To fight new COVID strain, UK PM Johnson reverses Christmas plans for millions

TOBY MELVILLE / POOL / AFP

Prime Minister Boris Johnson imposed an effective lockdown on over 16 million people in England and reversed plans to ease curbs over Christmas, saying Britain was dealing with a new coronavirus strain up to 70 per cent more transmissible than the original.

Although Johnson and his scientific advisors believe vaccines will still be effective, and the new strain is not more deadly or more serious in terms of the illness caused, he said on Saturday the government had to take urgent action.

The number of cases in England has soared in the last two weeks because of the virus variant.

Johnson tore up plans to allow three households to mix indoors for five days over the festive period, and said London and southeast England, which are currently in the highest level of a three-tier system of rules, would now be placed in a new Tier 4 level, similar to those of a recent national lockdown.

"It is with a very heavy heart I must tell you we cannot continue with Christmas as planned," Johnson told a news conference. "I sincerely believe there is no alternative open to me."

People in Tier 4 - 16.4 million and about a third of the population of England - will be required to stay at home except for essential reasons such as work, and non-essential retail will close, as will indoor leisure and entertainment.

Social mixing will be limited to meeting one other person in an outdoor space.
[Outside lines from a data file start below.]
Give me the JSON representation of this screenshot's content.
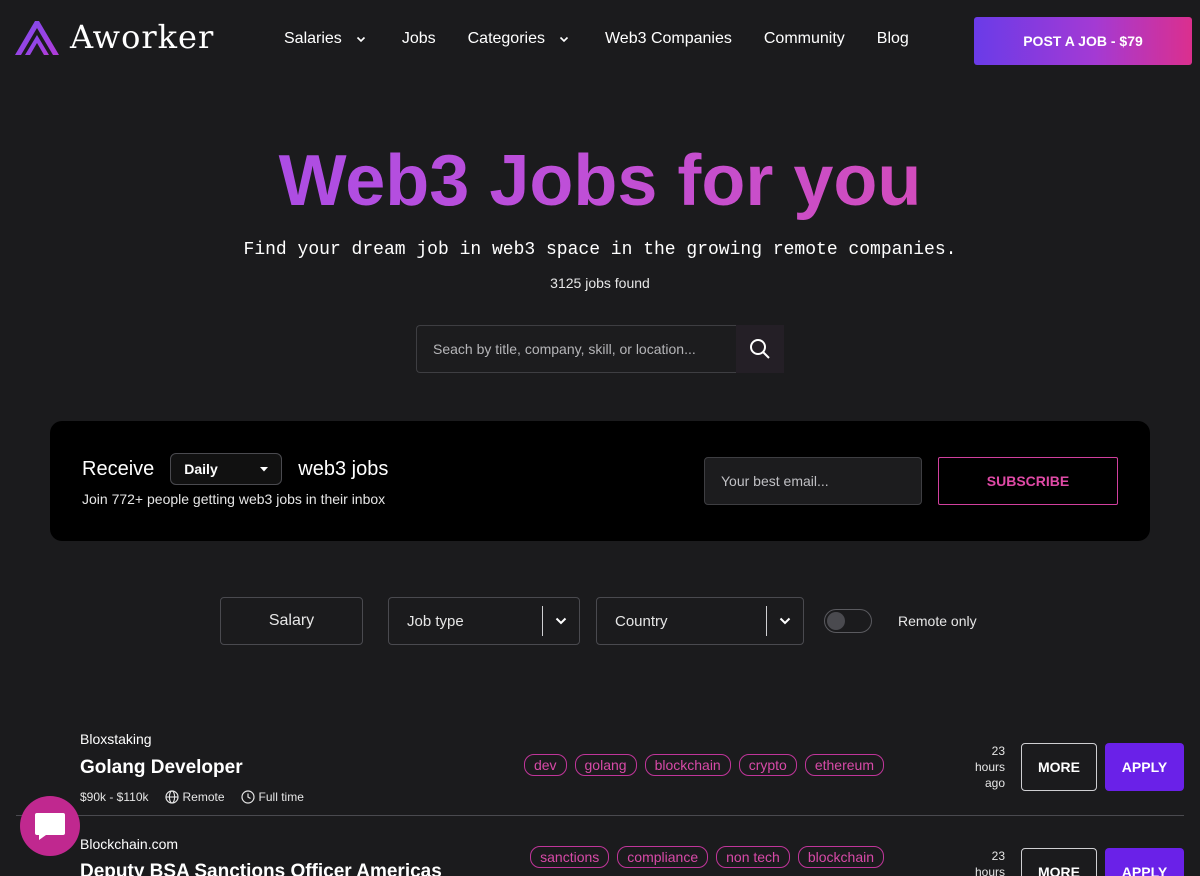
{
  "brand": {
    "name": "Aworker",
    "accent": "#6a21e8",
    "pink": "#e04aa6"
  },
  "nav": {
    "items": [
      {
        "label": "Salaries",
        "has_dropdown": true
      },
      {
        "label": "Jobs",
        "has_dropdown": false
      },
      {
        "label": "Categories",
        "has_dropdown": true
      },
      {
        "label": "Web3 Companies",
        "has_dropdown": false
      },
      {
        "label": "Community",
        "has_dropdown": false
      },
      {
        "label": "Blog",
        "has_dropdown": false
      }
    ],
    "post_job_label": "POST A JOB - $79"
  },
  "hero": {
    "title": "Web3 Jobs for you",
    "subtitle": "Find your dream job in web3 space in the growing remote companies.",
    "jobs_found": "3125 jobs found",
    "search_placeholder": "Seach by title, company, skill, or location..."
  },
  "subscribe": {
    "receive_label": "Receive",
    "frequency": "Daily",
    "suffix_label": "web3 jobs",
    "join_text": "Join 772+ people getting web3 jobs in their inbox",
    "email_placeholder": "Your best email...",
    "button_label": "SUBSCRIBE"
  },
  "filters": {
    "salary_label": "Salary",
    "job_type_label": "Job type",
    "country_label": "Country",
    "remote_only_label": "Remote only",
    "remote_only_on": false
  },
  "jobs": [
    {
      "company": "Bloxstaking",
      "title": "Golang Developer",
      "salary": "$90k - $110k",
      "location": "Remote",
      "type": "Full time",
      "tags": [
        "dev",
        "golang",
        "blockchain",
        "crypto",
        "ethereum"
      ],
      "posted_lines": [
        "23",
        "hours",
        "ago"
      ],
      "more_label": "MORE",
      "apply_label": "APPLY"
    },
    {
      "company": "Blockchain.com",
      "title": "Deputy BSA Sanctions Officer Americas",
      "tags": [
        "sanctions",
        "compliance",
        "non tech",
        "blockchain"
      ],
      "posted_lines": [
        "23",
        "hours"
      ],
      "more_label": "MORE",
      "apply_label": "APPLY"
    }
  ]
}
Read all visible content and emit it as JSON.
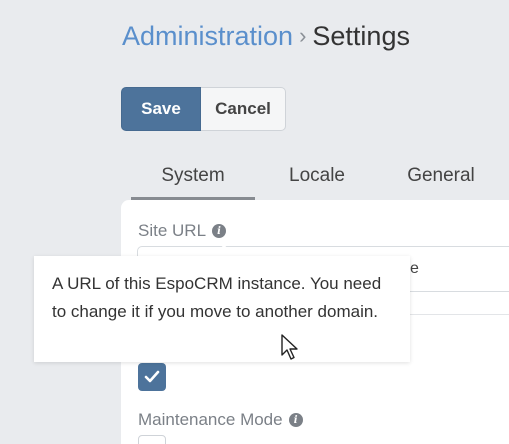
{
  "breadcrumb": {
    "parent": "Administration",
    "separator": "›",
    "current": "Settings"
  },
  "toolbar": {
    "save_label": "Save",
    "cancel_label": "Cancel"
  },
  "tabs": [
    {
      "label": "System"
    },
    {
      "label": "Locale"
    },
    {
      "label": "General"
    }
  ],
  "fields": {
    "site_url": {
      "label": "Site URL",
      "value_fragment": "e"
    },
    "maintenance_mode": {
      "label": "Maintenance Mode",
      "checked": false
    }
  },
  "checkbox_above": {
    "checked": true
  },
  "tooltip": {
    "text": "A URL of this EspoCRM instance. You need to change it if you move to another domain."
  },
  "colors": {
    "primary": "#4d739b",
    "link": "#5a8fcc",
    "background": "#e9ebee"
  },
  "icons": [
    "info-icon",
    "check-icon",
    "mouse-cursor-icon"
  ]
}
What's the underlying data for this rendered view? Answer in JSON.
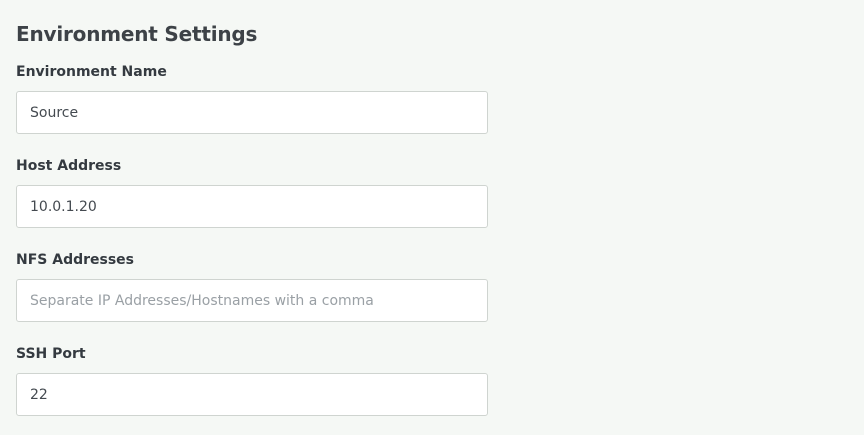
{
  "section": {
    "title": "Environment Settings"
  },
  "fields": {
    "environment_name": {
      "label": "Environment Name",
      "value": "Source",
      "placeholder": ""
    },
    "host_address": {
      "label": "Host Address",
      "value": "10.0.1.20",
      "placeholder": ""
    },
    "nfs_addresses": {
      "label": "NFS Addresses",
      "value": "",
      "placeholder": "Separate IP Addresses/Hostnames with a comma"
    },
    "ssh_port": {
      "label": "SSH Port",
      "value": "22",
      "placeholder": ""
    }
  }
}
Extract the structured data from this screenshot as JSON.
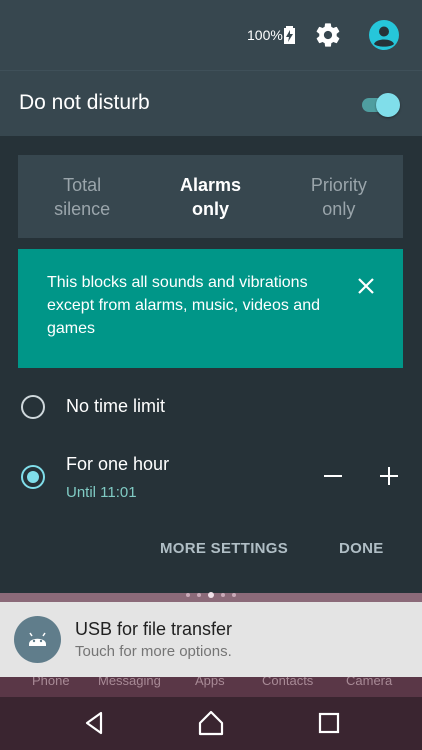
{
  "status_bar": {
    "battery_text": "100%",
    "icons": [
      "battery-charging-icon",
      "gear-icon",
      "account-icon"
    ]
  },
  "dnd": {
    "title": "Do not disturb",
    "enabled": true,
    "accent": "#80DEEA"
  },
  "modes": [
    {
      "label": "Total\nsilence",
      "selected": false
    },
    {
      "label": "Alarms\nonly",
      "selected": true
    },
    {
      "label": "Priority\nonly",
      "selected": false
    }
  ],
  "info": {
    "text": "This blocks all sounds and vibrations except from alarms, music, videos and games",
    "color": "#009688"
  },
  "duration": {
    "option1": "No time limit",
    "option2": "For one hour",
    "option2_sub": "Until 11:01"
  },
  "actions": {
    "more_settings": "MORE SETTINGS",
    "done": "DONE"
  },
  "notification": {
    "title": "USB for file transfer",
    "subtitle": "Touch for more options."
  },
  "dock": {
    "labels": [
      "Phone",
      "Messaging",
      "Apps",
      "Contacts",
      "Camera"
    ]
  },
  "nav": {
    "icons": [
      "back-icon",
      "home-icon",
      "recents-icon"
    ]
  }
}
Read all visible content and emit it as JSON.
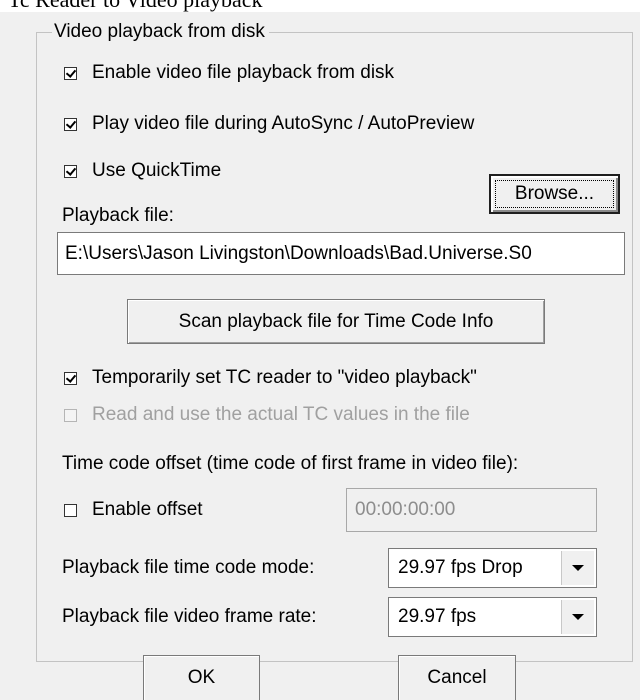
{
  "top_partial_text": "Tc Reader to Video playback",
  "group": {
    "title": "Video playback from disk"
  },
  "checkboxes": {
    "enable_playback": {
      "label": "Enable video file playback from disk",
      "checked": true
    },
    "play_during_autosync": {
      "label": "Play video file during AutoSync / AutoPreview",
      "checked": true
    },
    "use_quicktime": {
      "label": "Use QuickTime",
      "checked": true
    },
    "temp_set_tc_reader": {
      "label": "Temporarily set TC reader to \"video playback\"",
      "checked": true
    },
    "read_actual_tc": {
      "label": "Read and use the actual TC values in the file",
      "checked": false,
      "disabled": true
    },
    "enable_offset": {
      "label": "Enable offset",
      "checked": false
    }
  },
  "playback_file": {
    "label": "Playback file:",
    "value": "E:\\Users\\Jason Livingston\\Downloads\\Bad.Universe.S0",
    "browse_label": "Browse..."
  },
  "scan_button_label": "Scan playback file for Time Code Info",
  "time_code_offset": {
    "heading": "Time code offset (time code of first frame in video file):",
    "value": "00:00:00:00"
  },
  "time_code_mode": {
    "label": "Playback file time code mode:",
    "selected": "29.97 fps Drop"
  },
  "frame_rate": {
    "label": "Playback file video frame rate:",
    "selected": "29.97 fps"
  },
  "buttons": {
    "ok": "OK",
    "cancel": "Cancel"
  }
}
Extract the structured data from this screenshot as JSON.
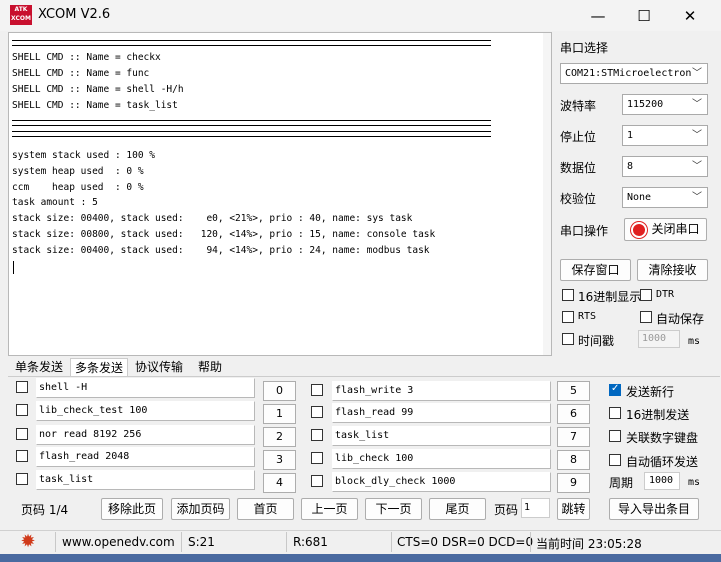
{
  "window": {
    "title": "XCOM V2.6",
    "logo_text": "ATK\nXCOM"
  },
  "terminal": {
    "lines_block1": [
      "SHELL CMD :: Name = checkx",
      "SHELL CMD :: Name = func",
      "SHELL CMD :: Name = shell -H/h",
      "SHELL CMD :: Name = task_list"
    ],
    "lines_block2": [
      "system stack used : 100 %",
      "system heap used  : 0 %",
      "ccm    heap used  : 0 %",
      "task amount : 5",
      "stack size: 00400, stack used:    e0, <21%>, prio : 40, name: sys task",
      "stack size: 00800, stack used:   120, <14%>, prio : 15, name: console task",
      "stack size: 00400, stack used:    94, <14%>, prio : 24, name: modbus task"
    ]
  },
  "serial": {
    "port_select_label": "串口选择",
    "port_value": "COM21:STMicroelectron",
    "baud_label": "波特率",
    "baud_value": "115200",
    "stopbit_label": "停止位",
    "stopbit_value": "1",
    "databit_label": "数据位",
    "databit_value": "8",
    "parity_label": "校验位",
    "parity_value": "None",
    "op_label": "串口操作",
    "close_port_label": "关闭串口",
    "save_window_label": "保存窗口",
    "clear_recv_label": "清除接收",
    "hex_display_label": "16进制显示",
    "dtr_label": "DTR",
    "rts_label": "RTS",
    "auto_save_label": "自动保存",
    "timestamp_label": "时间戳",
    "timestamp_value": "1000",
    "timestamp_unit": "ms"
  },
  "tabs": [
    "单条发送",
    "多条发送",
    "协议传输",
    "帮助"
  ],
  "multi_send": {
    "left": [
      {
        "text": "shell -H",
        "btn": "0"
      },
      {
        "text": "lib_check_test 100",
        "btn": "1"
      },
      {
        "text": "nor read 8192 256",
        "btn": "2"
      },
      {
        "text": "flash_read 2048",
        "btn": "3"
      },
      {
        "text": "task_list",
        "btn": "4"
      }
    ],
    "right": [
      {
        "text": "flash_write 3",
        "btn": "5"
      },
      {
        "text": "flash_read 99",
        "btn": "6"
      },
      {
        "text": "task_list",
        "btn": "7"
      },
      {
        "text": "lib_check 100",
        "btn": "8"
      },
      {
        "text": "block_dly_check 1000",
        "btn": "9"
      }
    ],
    "options": {
      "send_newline": "发送新行",
      "hex_send": "16进制发送",
      "link_keypad": "关联数字键盘",
      "auto_loop": "自动循环发送",
      "period_label": "周期",
      "period_value": "1000",
      "period_unit": "ms"
    }
  },
  "pager": {
    "page_label": "页码 1/4",
    "remove_page": "移除此页",
    "add_page": "添加页码",
    "first": "首页",
    "prev": "上一页",
    "next": "下一页",
    "last": "尾页",
    "goto_label": "页码",
    "goto_value": "1",
    "jump": "跳转",
    "import_export": "导入导出条目"
  },
  "status": {
    "url": "www.openedv.com",
    "sent": "S:21",
    "recv": "R:681",
    "lines": "CTS=0 DSR=0 DCD=0",
    "time": "当前时间 23:05:28"
  },
  "colors": {
    "accent": "#0067c0",
    "logo_red": "#c8102e",
    "gear_red": "#d03a1a"
  }
}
The new rules will come into effect from midnight on Saturday.

Johnson, whose initial response to the pandemic has been criticised for being too slow, had resisted calls to change plans for the Christmas relaxation, saying on Wednesday it would be "frankly inhuman" to ban it.

However, those now in Tier 4 will not be allowed to mix with others over Christmas. And everyone else in England will now be allowed to see friends and family only on Christmas Day itself.